First heat a skillet over medium heat. Then add your oil of choice. I used a mixture of olive and avocado oil. When the oil is hot, put in the chopped garlic, leek stalk pieces, and fennel. Sauté until the garlic looks cooked. Add the chopped mulberry leaves and grape leaves, and because the texture of mulberry leaves tends to be dry, I added a quarter cup of water at this time. Add salt to taste, and sauté until the greens are cooked to your liking and any added water is cooked away but the greens aren’t too dry. Personally, I like tree greens a bit on the done side, since they tend to be a bit chewy when cooked al dente. Taste for seasoning, and then set your greens mixture aside in a bowl, reheat the skillet, put in a knob of butter, and scramble whatever you think is the right number of eggs for two people. When cooking for my husband and myself, I always use a mixture of three eggs and three additional egg yolks, beaten together with about a tablespoon of cream. When the eggs are scrambled and have less than a minute left to cook, return the greens to the pan and stir the mixture up together, but you want discrete lumps of egg to remain among the greens. Serve onto plates, grind over fresh pepper to taste, and salt as needed.
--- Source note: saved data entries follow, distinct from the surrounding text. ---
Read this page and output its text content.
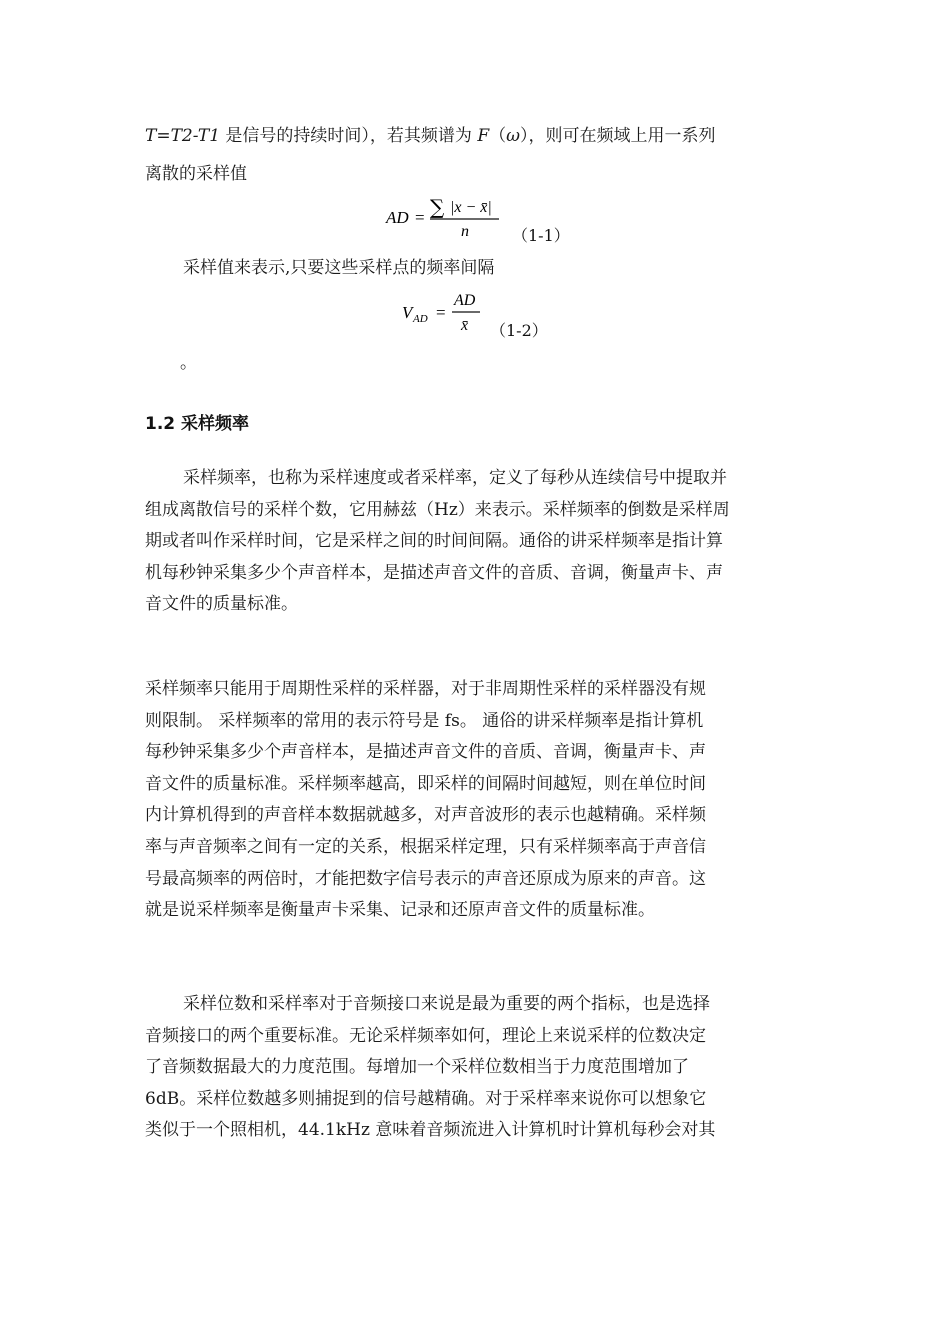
T=T2-T1 是信号的持续时间），若其频谱为 F（ω），则可在频域上用一系列
离散的采样值
AD = ∑ |x − x̄|
n	（1-1）
采样值来表示,只要这些采样点的频率间隔
V AD =
AD
x̄ （1-2）
。
1.2 采样频率
采样频率，也称为采样速度或者采样率，定义了每秒从连续信号中提取并
组成离散信号的采样个数，它用赫兹（Hz）来表示。采样频率的倒数是采样周
期或者叫作采样时间，它是采样之间的时间间隔。通俗的讲采样频率是指计算
机每秒钟采集多少个声音样本，是描述声音文件的音质、音调，衡量声卡、声
音文件的质量标准。
采样频率只能用于周期性采样的采样器，对于非周期性采样的采样器没有规
则限制。 采样频率的常用的表示符号是 fs。 通俗的讲采样频率是指计算机
每秒钟采集多少个声音样本，是描述声音文件的音质、音调，衡量声卡、声
音文件的质量标准。采样频率越高，即采样的间隔时间越短，则在单位时间
内计算机得到的声音样本数据就越多，对声音波形的表示也越精确。采样频
率与声音频率之间有一定的关系，根据采样定理，只有采样频率高于声音信
号最高频率的两倍时，才能把数字信号表示的声音还原成为原来的声音。这
就是说采样频率是衡量声卡采集、记录和还原声音文件的质量标准。
采样位数和采样率对于音频接口来说是最为重要的两个指标，也是选择
音频接口的两个重要标准。无论采样频率如何，理论上来说采样的位数决定
了音频数据最大的力度范围。每增加一个采样位数相当于力度范围增加了
6dB。采样位数越多则捕捉到的信号越精确。对于采样率来说你可以想象它
类似于一个照相机，44.1kHz 意味着音频流进入计算机时计算机每秒会对其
Besides mulberry and grape leaves, I’m giving thought to other climbing perennials or trees that might be useful for greens. I have a linden tree that I planted specifically for greens, however the texture turned out to be somewhat mucilaginous and if there is one thing I dislike, it is what my husband calls the “mucoid food group.“ They are fine in a salad when young, but I don’t care for them cooked at all. I am beginning to eye the shoot tips on Siberian elm trees that have been cut back. My goat and chickens eat them in huge quantities, and maybe I could too, so I have been searching for data, especially because this is an enormously prolific trash tree in my area. According to the website Eat the Weeds, run by the prolific and reliable Green Deane, the very young leaves of both Siberian elms and Chinese elms are edible and can be used interchangeably with each other. So I will be trying that in the future. I’ll report back.